Mi abuelo decía que “no hay nada más conservador que el dinero.” Las revoluciones se alimentan del hambre, al paso que la prosperidad hace que cada quien se encierre en sus deseos y en mejorar su propia fortuna. Cuando llegué a Irlanda, una de las cosas que más me impactó es la cantidad de anuncios de televisión invitando a la gente a endeudarse, de mil modos: hipotecas, préstamos, consolidación de deudas, finca raíz, condominios, además de las consabidas ofertas comunes en una sociedad marcada por el consumo. Es claro que en la medida en que cada persona lucha por su propio y exclusivo interés le resulta más y más difícil asociarse con otros en la aventura incierta de buscar un orden social radicalmente nuevo: cuando se ve una escalera, uno no se tira fácilmente al vacío.

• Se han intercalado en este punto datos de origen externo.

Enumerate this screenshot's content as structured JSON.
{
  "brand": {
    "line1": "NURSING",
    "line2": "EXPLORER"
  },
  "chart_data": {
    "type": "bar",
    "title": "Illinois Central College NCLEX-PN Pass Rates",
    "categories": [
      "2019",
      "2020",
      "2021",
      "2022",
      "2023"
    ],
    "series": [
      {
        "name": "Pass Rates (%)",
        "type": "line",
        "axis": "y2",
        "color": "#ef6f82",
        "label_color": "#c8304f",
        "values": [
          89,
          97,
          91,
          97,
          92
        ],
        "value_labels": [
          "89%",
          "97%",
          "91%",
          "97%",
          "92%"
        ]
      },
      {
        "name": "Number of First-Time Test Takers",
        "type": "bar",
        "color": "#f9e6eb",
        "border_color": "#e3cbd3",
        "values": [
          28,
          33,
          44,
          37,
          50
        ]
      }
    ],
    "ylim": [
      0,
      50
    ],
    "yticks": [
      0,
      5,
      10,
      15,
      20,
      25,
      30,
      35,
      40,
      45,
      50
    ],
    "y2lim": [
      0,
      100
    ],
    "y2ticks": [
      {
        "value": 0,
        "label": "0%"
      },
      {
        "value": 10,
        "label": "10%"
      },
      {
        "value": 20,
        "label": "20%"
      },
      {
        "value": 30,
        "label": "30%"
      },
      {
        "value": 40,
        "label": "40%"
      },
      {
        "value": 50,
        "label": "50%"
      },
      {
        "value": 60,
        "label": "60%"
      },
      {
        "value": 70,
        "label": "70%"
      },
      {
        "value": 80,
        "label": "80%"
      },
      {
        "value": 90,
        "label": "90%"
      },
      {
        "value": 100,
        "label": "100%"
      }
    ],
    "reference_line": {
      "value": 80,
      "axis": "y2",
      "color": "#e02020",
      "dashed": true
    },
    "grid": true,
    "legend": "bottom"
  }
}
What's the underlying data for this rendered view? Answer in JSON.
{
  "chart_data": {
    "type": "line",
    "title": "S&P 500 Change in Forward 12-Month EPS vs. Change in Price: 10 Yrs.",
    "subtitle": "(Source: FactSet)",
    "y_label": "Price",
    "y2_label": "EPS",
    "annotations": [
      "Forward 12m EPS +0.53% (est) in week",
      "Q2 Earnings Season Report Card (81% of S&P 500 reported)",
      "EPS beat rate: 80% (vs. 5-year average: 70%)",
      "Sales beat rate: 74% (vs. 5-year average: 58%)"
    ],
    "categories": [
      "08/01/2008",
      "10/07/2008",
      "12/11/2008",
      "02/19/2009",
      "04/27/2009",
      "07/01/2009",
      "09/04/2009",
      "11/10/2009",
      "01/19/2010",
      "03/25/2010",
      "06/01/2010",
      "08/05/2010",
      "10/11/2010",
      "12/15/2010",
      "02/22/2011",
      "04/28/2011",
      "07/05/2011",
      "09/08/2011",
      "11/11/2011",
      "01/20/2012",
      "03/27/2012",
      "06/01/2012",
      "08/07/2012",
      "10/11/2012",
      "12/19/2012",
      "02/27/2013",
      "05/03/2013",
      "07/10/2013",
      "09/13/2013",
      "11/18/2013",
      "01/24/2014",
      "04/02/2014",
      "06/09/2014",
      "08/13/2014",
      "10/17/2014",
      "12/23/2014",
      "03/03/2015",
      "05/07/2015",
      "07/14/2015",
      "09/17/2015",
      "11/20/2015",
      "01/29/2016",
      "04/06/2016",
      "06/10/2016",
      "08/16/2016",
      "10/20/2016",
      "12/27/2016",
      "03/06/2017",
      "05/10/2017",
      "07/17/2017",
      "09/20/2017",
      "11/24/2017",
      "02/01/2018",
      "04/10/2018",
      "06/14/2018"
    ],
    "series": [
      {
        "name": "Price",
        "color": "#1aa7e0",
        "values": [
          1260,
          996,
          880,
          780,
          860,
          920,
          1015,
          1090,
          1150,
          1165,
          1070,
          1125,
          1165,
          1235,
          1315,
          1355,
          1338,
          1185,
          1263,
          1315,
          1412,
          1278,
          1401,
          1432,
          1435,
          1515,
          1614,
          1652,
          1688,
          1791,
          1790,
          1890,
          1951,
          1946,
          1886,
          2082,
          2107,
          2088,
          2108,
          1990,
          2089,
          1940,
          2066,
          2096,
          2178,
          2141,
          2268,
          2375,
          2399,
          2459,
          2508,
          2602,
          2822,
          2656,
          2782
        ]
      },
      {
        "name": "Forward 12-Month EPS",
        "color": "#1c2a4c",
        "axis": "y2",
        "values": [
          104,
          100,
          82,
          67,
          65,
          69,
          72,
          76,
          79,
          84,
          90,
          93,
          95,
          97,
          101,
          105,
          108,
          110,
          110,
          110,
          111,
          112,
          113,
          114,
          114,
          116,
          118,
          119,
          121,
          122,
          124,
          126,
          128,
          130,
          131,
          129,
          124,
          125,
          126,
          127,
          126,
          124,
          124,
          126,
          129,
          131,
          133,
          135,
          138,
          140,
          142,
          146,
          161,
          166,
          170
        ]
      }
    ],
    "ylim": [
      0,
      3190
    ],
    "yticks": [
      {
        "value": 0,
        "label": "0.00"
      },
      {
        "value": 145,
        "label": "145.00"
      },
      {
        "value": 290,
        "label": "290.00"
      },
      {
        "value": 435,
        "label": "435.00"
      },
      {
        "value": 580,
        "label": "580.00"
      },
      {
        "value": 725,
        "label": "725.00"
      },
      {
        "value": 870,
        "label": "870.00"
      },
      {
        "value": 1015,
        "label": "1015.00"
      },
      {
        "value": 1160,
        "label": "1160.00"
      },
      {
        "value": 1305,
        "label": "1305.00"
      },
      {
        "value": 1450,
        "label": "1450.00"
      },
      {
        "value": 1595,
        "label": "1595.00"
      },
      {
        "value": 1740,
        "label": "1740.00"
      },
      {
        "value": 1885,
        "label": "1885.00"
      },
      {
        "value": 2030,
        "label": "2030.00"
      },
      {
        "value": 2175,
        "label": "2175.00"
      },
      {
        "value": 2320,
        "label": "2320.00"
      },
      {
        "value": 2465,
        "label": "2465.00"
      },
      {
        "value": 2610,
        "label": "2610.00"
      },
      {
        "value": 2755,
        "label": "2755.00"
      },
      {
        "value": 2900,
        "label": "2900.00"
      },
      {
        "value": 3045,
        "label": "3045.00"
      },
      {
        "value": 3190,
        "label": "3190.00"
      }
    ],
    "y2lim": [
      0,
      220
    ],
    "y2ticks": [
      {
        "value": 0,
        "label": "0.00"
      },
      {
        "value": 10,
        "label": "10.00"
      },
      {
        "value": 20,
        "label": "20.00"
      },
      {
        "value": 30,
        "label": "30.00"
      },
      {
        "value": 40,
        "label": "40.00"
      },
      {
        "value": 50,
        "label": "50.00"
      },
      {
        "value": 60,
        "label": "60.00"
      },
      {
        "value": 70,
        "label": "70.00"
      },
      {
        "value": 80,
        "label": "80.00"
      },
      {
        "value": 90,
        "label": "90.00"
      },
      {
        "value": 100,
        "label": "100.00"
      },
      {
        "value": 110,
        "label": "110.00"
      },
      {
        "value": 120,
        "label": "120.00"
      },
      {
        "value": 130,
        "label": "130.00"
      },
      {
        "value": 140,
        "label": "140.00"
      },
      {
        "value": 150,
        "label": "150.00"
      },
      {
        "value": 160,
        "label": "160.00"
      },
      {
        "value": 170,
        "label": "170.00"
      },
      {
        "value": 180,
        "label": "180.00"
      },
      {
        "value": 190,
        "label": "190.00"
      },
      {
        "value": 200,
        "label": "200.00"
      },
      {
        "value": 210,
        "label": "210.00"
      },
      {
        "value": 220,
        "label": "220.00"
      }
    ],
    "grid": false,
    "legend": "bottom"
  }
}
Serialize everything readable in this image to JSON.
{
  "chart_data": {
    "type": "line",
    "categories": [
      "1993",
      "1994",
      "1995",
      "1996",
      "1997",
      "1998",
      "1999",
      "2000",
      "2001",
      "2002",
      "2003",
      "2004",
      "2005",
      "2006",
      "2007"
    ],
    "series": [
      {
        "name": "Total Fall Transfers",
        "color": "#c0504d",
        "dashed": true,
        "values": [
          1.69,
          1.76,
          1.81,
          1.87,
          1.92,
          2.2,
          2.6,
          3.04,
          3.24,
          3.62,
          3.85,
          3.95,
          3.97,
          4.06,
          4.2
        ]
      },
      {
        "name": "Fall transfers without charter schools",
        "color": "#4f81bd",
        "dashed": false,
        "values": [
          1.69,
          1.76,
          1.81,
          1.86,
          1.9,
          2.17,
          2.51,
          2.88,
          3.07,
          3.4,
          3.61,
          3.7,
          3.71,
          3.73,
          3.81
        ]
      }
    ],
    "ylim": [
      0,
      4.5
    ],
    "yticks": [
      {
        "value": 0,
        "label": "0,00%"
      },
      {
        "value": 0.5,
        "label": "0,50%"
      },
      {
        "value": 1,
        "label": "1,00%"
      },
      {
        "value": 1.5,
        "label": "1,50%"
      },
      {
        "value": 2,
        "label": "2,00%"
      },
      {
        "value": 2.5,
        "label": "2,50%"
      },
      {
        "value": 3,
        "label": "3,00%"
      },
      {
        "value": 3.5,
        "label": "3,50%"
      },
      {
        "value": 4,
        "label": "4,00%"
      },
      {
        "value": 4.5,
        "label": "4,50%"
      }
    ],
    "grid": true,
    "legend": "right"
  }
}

Y sin embargo, la prosperidad y el entretenimiento no son todo. Falta otra P, la “participación.” Las metas del IRA no han sido solamente económicas sino, incluso más, políticas. Tarde o temprano una persona libre y próspera se pregunta por qué no puede tomar parte real en las decisiones que marcan el destino del país o región donde ha nacido. Tarde o temprano, también, una persona que desea tener dinero y disfrutarlo se pregunta por qué sus impuestos tienen que ir a manos de un gobierno en el que se le excluye por principio. Estas preguntas han demostrado tener una fuerza inmensa, suficiente, a lo menos, para derribar el sistema imperialista de colonias que marcó a Occidente hasta bien entrado el siglo XX.
El Reino Unido, en lo que atañe a Irlanda del Norte, y el gobierno de Dublín, en lo que respecta a la República de Irlanda, han demostrado que pueden dar prosperidad y entretenimiento a los algo más de cuatro millones de habitantes de esta isla. Pero falta el examen de la participación. Y el IRA lo sabe.